New Report Outlines Steps to Keep U.S. Life Sciences Competitive Globally

Innovative Life Sciences Companies

The Information Technology & Innovation Foundation recently published a report diving into the U.S.’s trade deficits in the life sciences industry worldwide and steps that can be made to keep the biopharma and medical device industries competitive globally.

The author of the report, Joe Kennedy, a senior fellow at the foundation, points out in a STAT article, that the life-science sector employs more than 1.2 million people in the U.S., with average wages in the pharmaceuticals industry at $124,400 and $86,200 for the medical device industry. He also notes that life science jobs have been growing steadily, compared to U.S. manufacturing jobs. In addition, U.S. biopharma companies invest 43.8 percent in research and development as a share of value added than any other industry. “This is one reason the American life-sciences sector is highly competitive, and helps explain why the U.S. is home to the most company headquarters and its researchers develop the most new drugs and devices.”

However, Kennedy argues that the U.S. is losing ground to China, Ireland, Singapore, India and the UK because of their governments’ policies targeting the industry, including increasing investment in research and better intellectual property protection. He also states that these countries are implementing new policies that “harm both the global quest for innovation in drugs and devices and the U.S. economy.”
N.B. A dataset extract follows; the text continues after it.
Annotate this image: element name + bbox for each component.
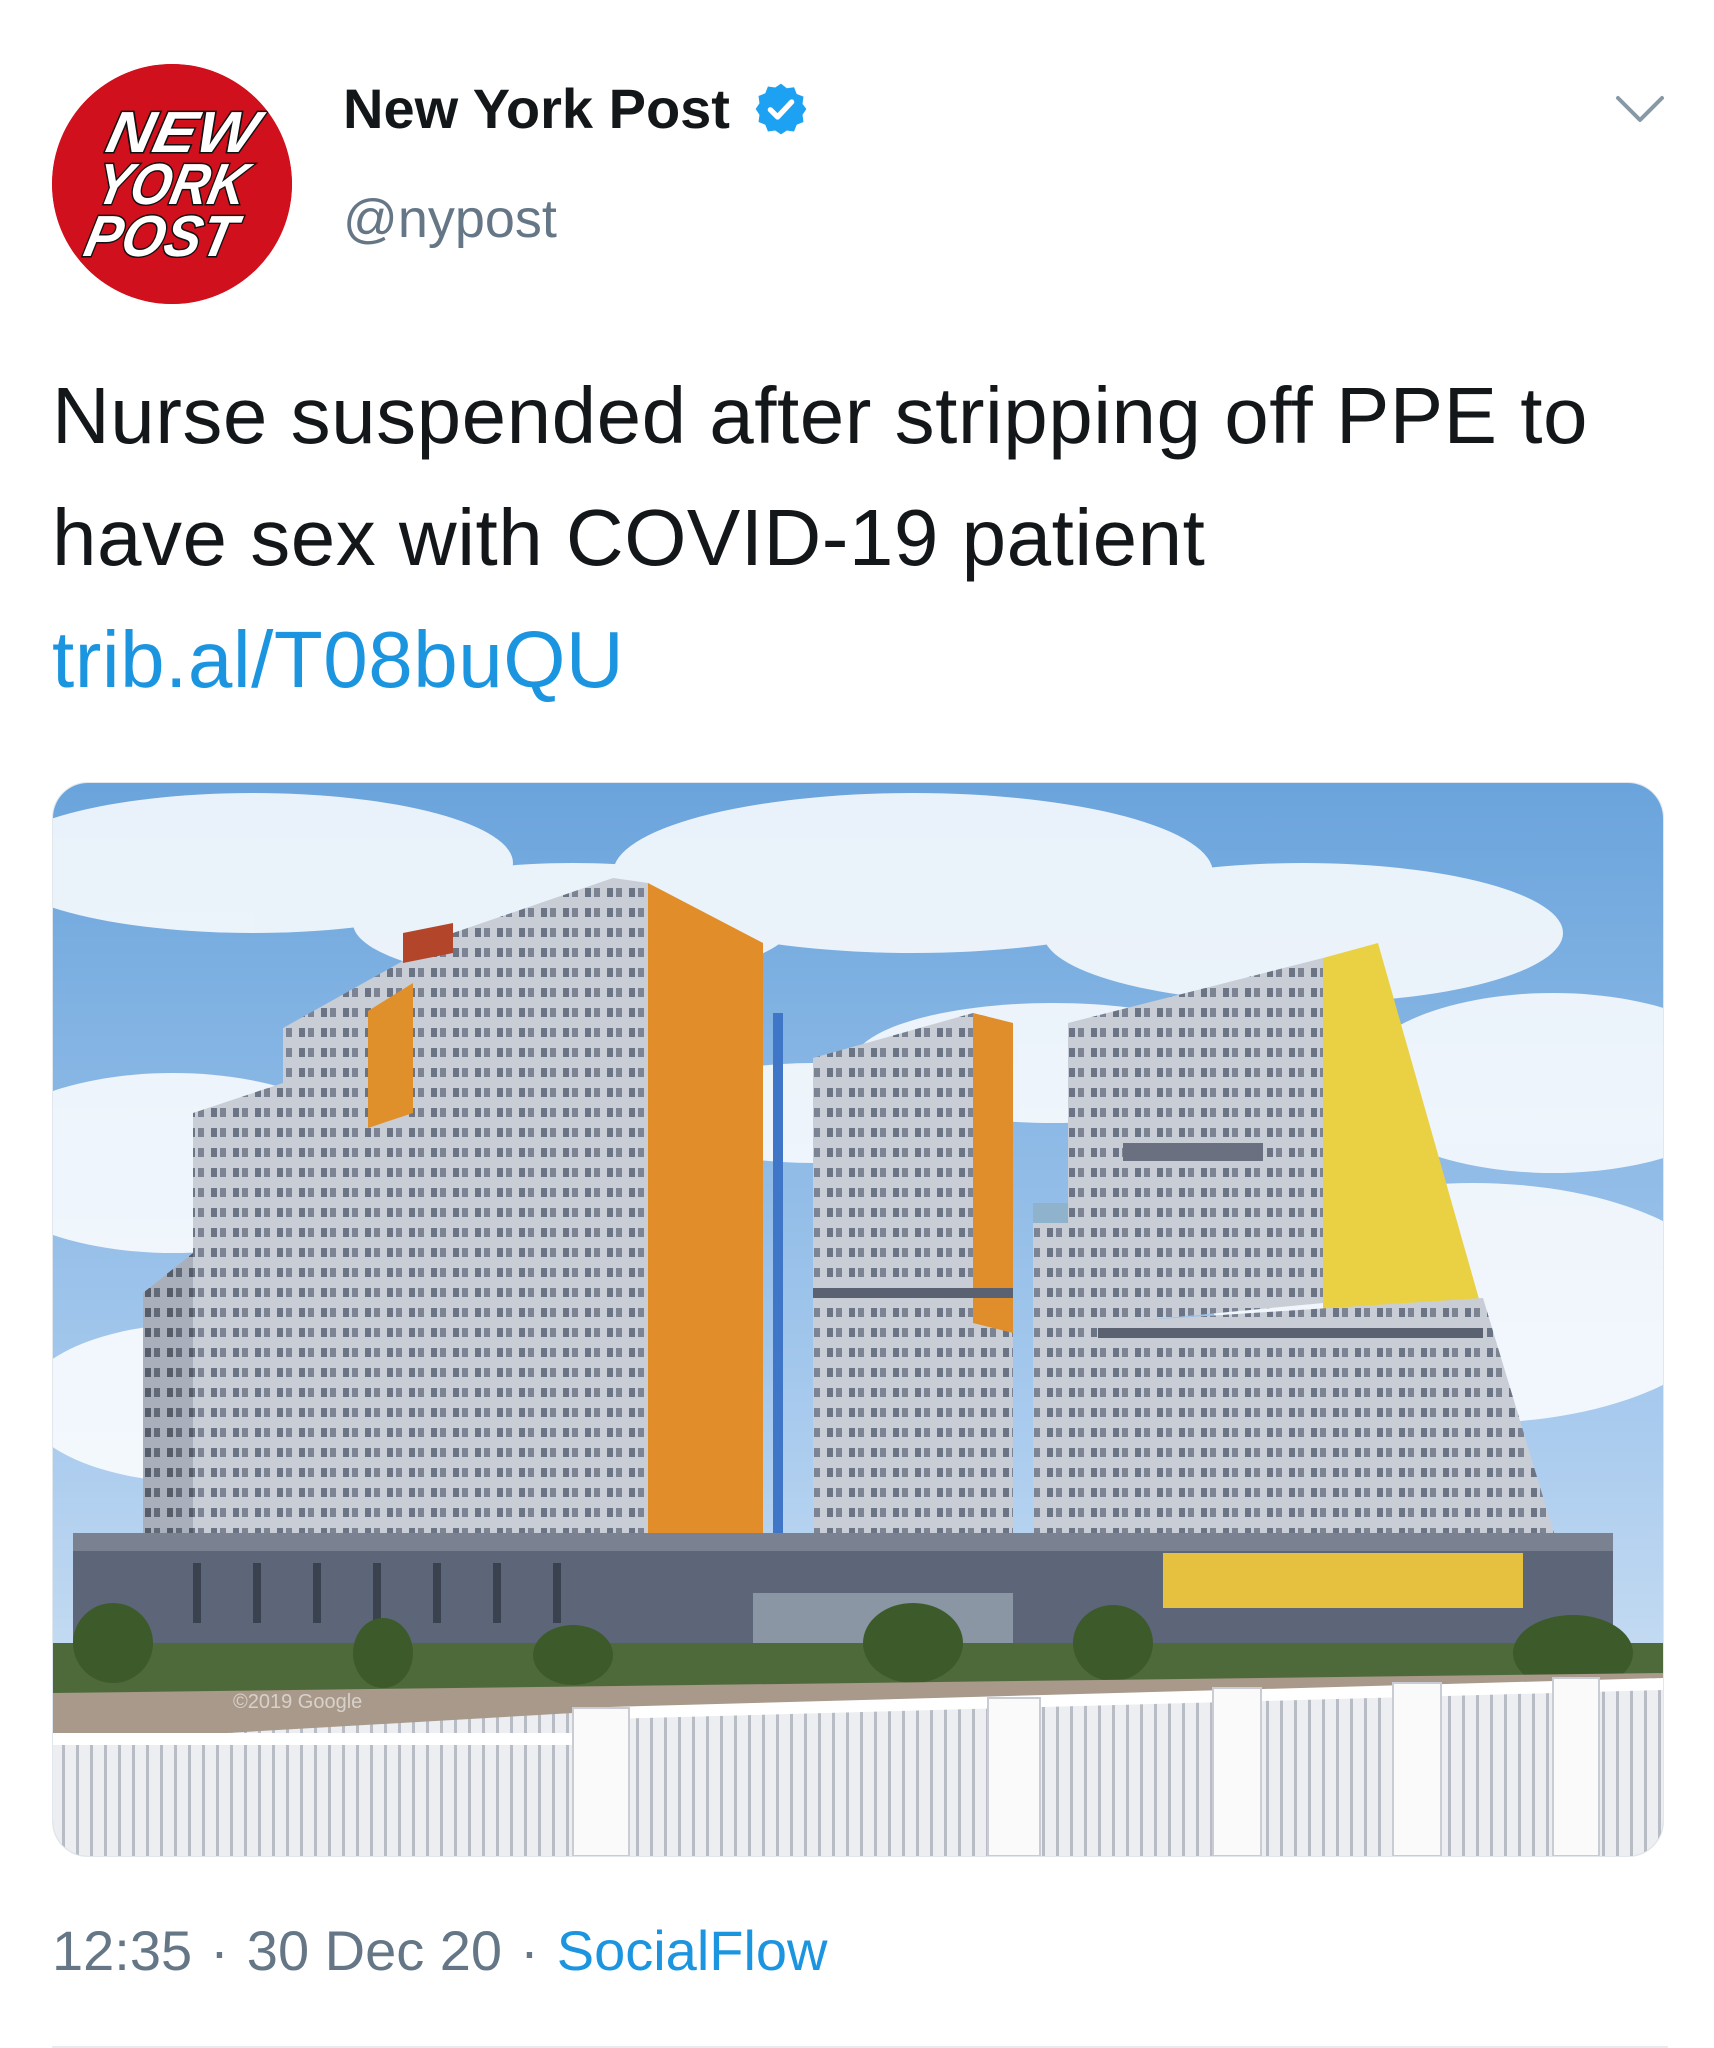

The report cites that India and several other countries place high tariffs on some medical devices. Exports to China often have regulatory delays, more problems with patent violations, and counterfeiting. “Perhaps more surprising, the International Trade Administration,” Kennedy writes in STAT, “recently concluded that pharmaceutical innovations have effectively become un-patentable in Canada.”

Kennedy’s report is a bit gloom-and-doom with a focus on perceived trade imbalances. Another study, by Deloitte, points out that global health care spending is increasingly dramatically, going from $7 trillion in 2015 and projected to hit $8.7 trillion by 2020. But, health care spending is not uniform from country to country. In the U.S. health care spending per person in the U.S. is expected to be $11,356 compared to only $53 per person in Pakistan by 2021.

The industry is international in nature, as well. Japan-based Takeda Pharmaceuticals is in the process of negotiating an acquisition of Dublin, Ireland-based Shire. Takeda employs 30,000 people worldwide and operates in more than 70 countries. Shire employs 24,000 people, most of which are in the U.S.

Regardless, Kennedy cites three steps that he believes the U.S. government should take to bolster the U.S. biopharma and medical devices industries in order to maintain global dominance. First, “Penalize nations that engage in life-sciences mercantilism by removing them from the Generalized System of Preferences, which eliminates duties on thousands of products entering the United States from 120 countries and territories.”

Secondly, make sure that patent protections for life-science products remain strong in new and renegotiated trade agreements. And third, pressure other “foreign nations to stop free riding on the United States when it comes to life sciences and innovation by increasing payments for drugs.”